In all this phase of training which is known as the “campaign” or “outside” phase, safety is the watchword. Remember; it’s a long walk back to the house!

Or put another way, a cowboy who gets bucked off out in the pasture gets even by making the colt walk home by himself!

Your Number

When I was a teenage cowboy wannabe (instead of a middle age cowboy wannabe) the old rascals I used to hang out with would share their “wisdom” with me.

Picture a scrawny leather faced hossman sitting cross legged with one skinny leg dangling down with the pants cuff turned up being used for an ashtray. He tapped ash off his hand rolled Bull Durham into his cuff, and took a deep breath, and pontificated:

“ya cain’t kill a man til his number’s up! Hit don’t matter if’n yore a’ Layin’ up in yer bedroll, er forkin’ a green eyed owl headed bronc. When yer number’s up the Boss is gonna call you home!”

Well, now we hear about folk rushing the beat. One that passed from us this week was a man I admired much, Anthony Bourdain.

They say he took his own life. I was really sad to hear it. But I am also dumbfounded. Partly because I’m way too chicken to do myself in.

It’d probably fail, anyway. Then I’d be a cripple, even more than I am.

But, we’ve lost a guy who tried to stitch a torn world back together with food and drink.

His medium was TV and he was so genuine and straightforward. He went to “parts unknown” places we rarely hear about.

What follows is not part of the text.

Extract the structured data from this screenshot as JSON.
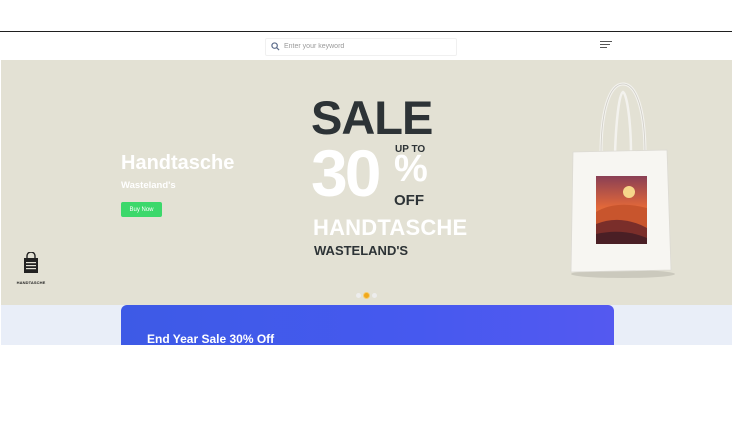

Some of his destinations were those that we call “enemies”. He ate their ethnic food, and drank with them, and recorded their stories.

He opened our minds, and our hearts. We saw ourselves in people we may not have otherwise known even existed.

I can see his smile and hear his narrative even now. Even though I never knew him personally, I felt like he was a friend. Warts and all, he just put himself out there like he was.

I feel like we need more of him. But he’s gone. His example can live on, however, because we can look at others the way he did.

Like my mamma said “we’re all just folks, more alike than different.” Anthony showed us that. Thanks pard, adios!